REPUBLIKA.CO.ID, JAKARTA -- Diplomat senior Makarim Wibisono menilai kewibawaan Dewan Keamanan Perserikatan Bangsa-Bangsa (DK PBB) berkurang karena badan tersebut semakin menjauhi mandat utamanya sebagai pemelihara perdamaian dan keamanan internasional.
Pernyataan Makarim didasarkan pada fakta bahwa DK PBB tidak melakukan upaya responsif untuk menyelesaikan konflik Suriah yang menewaskan 500 ribu orang, konflik Rohingya di Myanmar yang memaksa 700 ribu orang mengungsi dari Rakhine State, maupun konflik Palestina yang telah berlangsung lebih dari 50 tahun.
"Padahal di DK PBB ada Komite Staf Militer dan negara penyumbang pasukan perdamaian yang isinya para jenderal dan ahli strategi. Tetapi DK PBB tidak bekerja sesuai mandatnya," ujar Makarim dalam sebuah diskusi di Jakarta, Senin (23/4).
Mantan Duta Besar RI untuk PBB itu juga menyoroti pergeseran peran DK PBB yang kini juga mengurusi isu-isu keamanan nontradisional seperti perubahan iklim, pandemi penyakit, energi, dan kejahatan lintas batas, sementara DK PBB tidak memiliki ahli-ahli untuk menyelesaikan berbagai masalah tersebut.
"Saat kewibawaan menurun, tetap ada kecenderungan mereka tidak mau dipojokkan sehingga DK PBB malah mencari isu-isu kecil dalam keamanan nontradisional," kata Makarim.
Karena itu, ia sangat mendukung ide reformasi DK PBB yang pembahasannya disponsori Indonesia bersama 13 negara lain pada Sidang Majelis Umum PBB ke-72 di New York, September lalu.
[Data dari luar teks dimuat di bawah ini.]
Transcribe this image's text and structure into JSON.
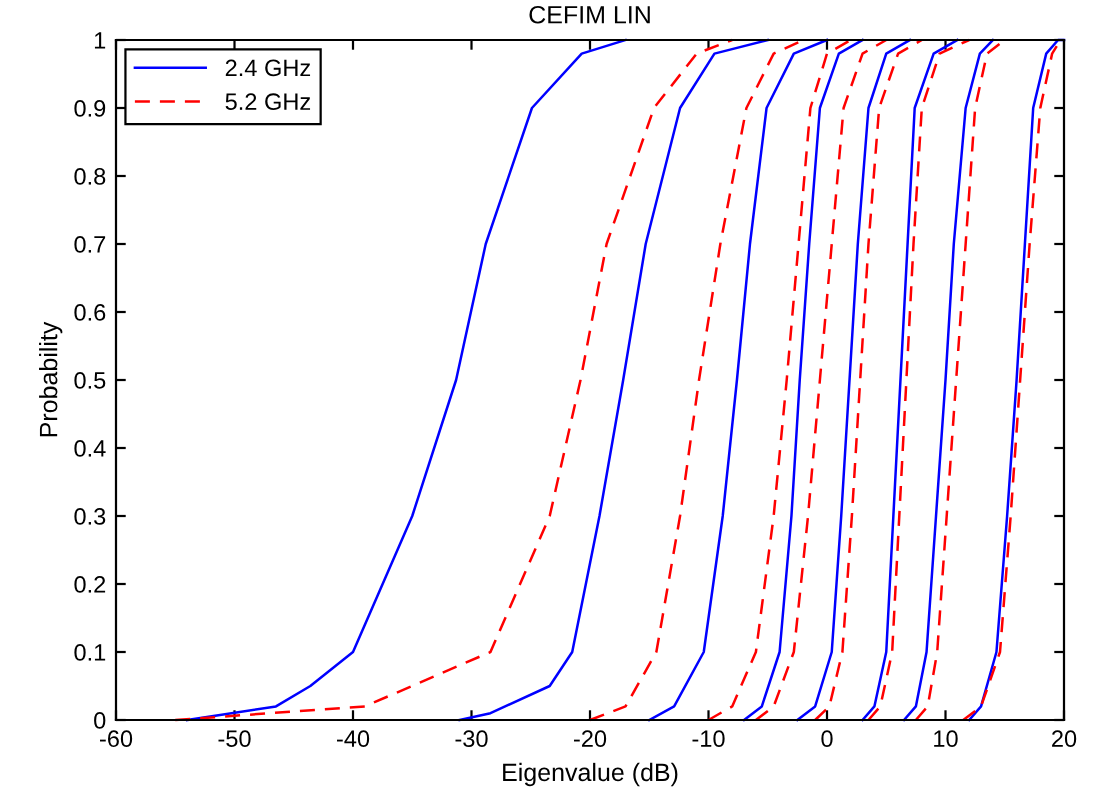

Menurutnya, sebuah reformasi struktural diperlukan DK PBB jika ingin menangani isu-isu yang juga menyentuh aspek ekonomi, budaya, maupun pembangunan berkelanjutan.
"Dalam upaya reformasi ini, DK PBB harus bisa mengatasi akar penyebab konflik yang terkait dnegan konsep pencegahan konflik," dia menambahkan.
Menteri Luar Negeri Retno Marsudi dalam Sidang Majelis Umum PBB tahun lalu menyatakan bahwa reformasi soal efisiensi perlu dilakukan karena PBB dianggap terlalu lambat dan tidak cukup tanggap dalam menghadapi perubahan dunia. Dengan mengatasi masalah efisiensi, diharapkan PBB bisa dengan cepat merespons situasi dunia yang dinamis.
Menanggapi usulan yang diusung 128 negara anggota PBB, Sekjen PBB Antonio Guterres menggarisbawahi reformasi di sistem pembangunan PBB agar lebih terkoordinasi, fokus ke masyarakat, dan lebih akuntabel sehingga dapat lebih baik membantu negara-negara di dunia, serta sejalan dengan 17 prioritas Agenda Pembangunan Berkelanjutan 2030.
"Tujuan bersama kita adalah PBB abad ke-21 yang lebih fokus ke masyarakat dan lebih sedikit proses, namun lebih banyak hasil serta berkurangnya birokrasi," kata Guterres.